Everybody was on their best behavior on Christmas party day. Nobody received a whipping with a wooden paddle. Nobody was sent to the office. Nobody had a care in the world.

Although grade school parties were the best, the fun didn’t stop when we moved to the high school. In either seventh or eighth grade, our class pitched in for pizza. Pizza, that is, topped with Canadian bacon. It was my first experience dining on international fare. I felt so worldly. For weeks I casually mentioned this life-changing event. We would be sitting around the parlor, debating if Santa had finished preparations at the North Pole, and I would say, “The North Pole. That’s, like, close to Canada, right? You know, Canadian bacon doesn’t taste anything like American bacon. We had Canadian bacon on our pizza at school. It was very Canadian-tasting.”

A few weeks ago, I considered bringing back school parties. I deliberated suggesting to my co-workers that we throw ourselves a work-day party. I thought we could pitch in for pizza. Somebody could stuff stockings with oranges and nuts and somebody else could bring cupcakes.

Then I remembered I was an adult and that Canadian bacon actually tastes a lot like American ham, so I had some more fudge for breakfast and wore my pjs all day.

This post originally appeared in the Appalachian News-Express.

A brand new world

Back in the early ’80s, there was a popular commercial on the TV that featured Madge the Manicurist. In the commercial, Madge extols the virtues of Palmolive dishwashing detergent. In what would become the ad’s tagline, Madge informs an incredulous patron that she’s “soaking (her hands) in it (Palmolive).”

As the commercial ends, the grateful patron returns to the shop to let Madge know she’s now a believer in the power of Palmolive.

Although the ad stood out, it didn’t mean anything to me. After all, I grew up in a Dawn household. Once I started keeping apartment and then house for myself, I remained loyal to Dawn.

I’m something of a generic fanatic, so you might be surprised to learn that I possess loyalty to anything other than store brands such as Great Value and Equate. While that’s true, I’ve learned from experience that when it comes to cleaning supplies, shampoo, and garbage bags, the brand does matter.

Thus, I continued to buy Dawn. At least I did until I came into possession of a coupon for Gain. I had heard some good things about that brand of dishwashing detergent, so after much deliberation, I bought a bottle.

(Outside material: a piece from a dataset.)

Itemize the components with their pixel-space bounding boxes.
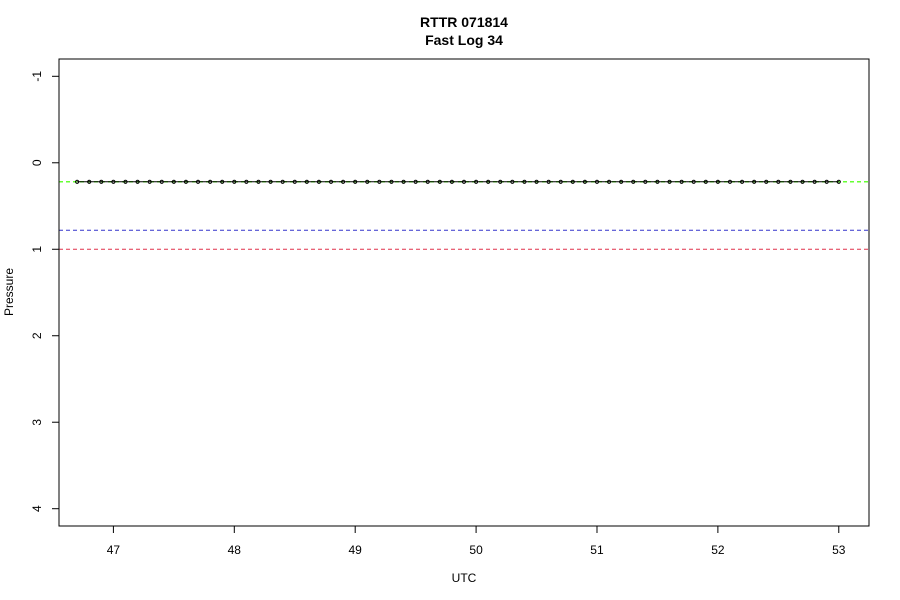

Gain served me well, so I said to myself, “Self, you can go back and forth between Gain and Dawn, depending on which one offers a more reasonable price.”

And that’s what I would have done, had I not come into possession of a 25 cent coupon for Palmolive. I couldn’t pass up an opportunity to save a quarter, so I bought a bottle of Palmolive.

What’s my opinion of the detergent that’s marketed as “Tough on grease. Soft on hands?”

Let’s just say I wish Madge was still living so I could go to her shop and let her know I’m a believer in the power of Palmolive.

After washing the dishes with Palmolive, my hands only looked moderately like the Crypt Keeper’s. In other words, the chore didn’t render my hands more shriveled than usual. What’s more, I think I could have washed every dish in the neighborhood using only a drop of the detergent. Ultra strength indeed.

And there was another benefit I didn’t see (or smell) coming – it smells like bubble gum.

The detergent is green, so I’m not sure how that’s possible. Nonetheless, I’m going to have to be on the lookout for additional Palmolive coupons, because I’m developing loyalty to another brand.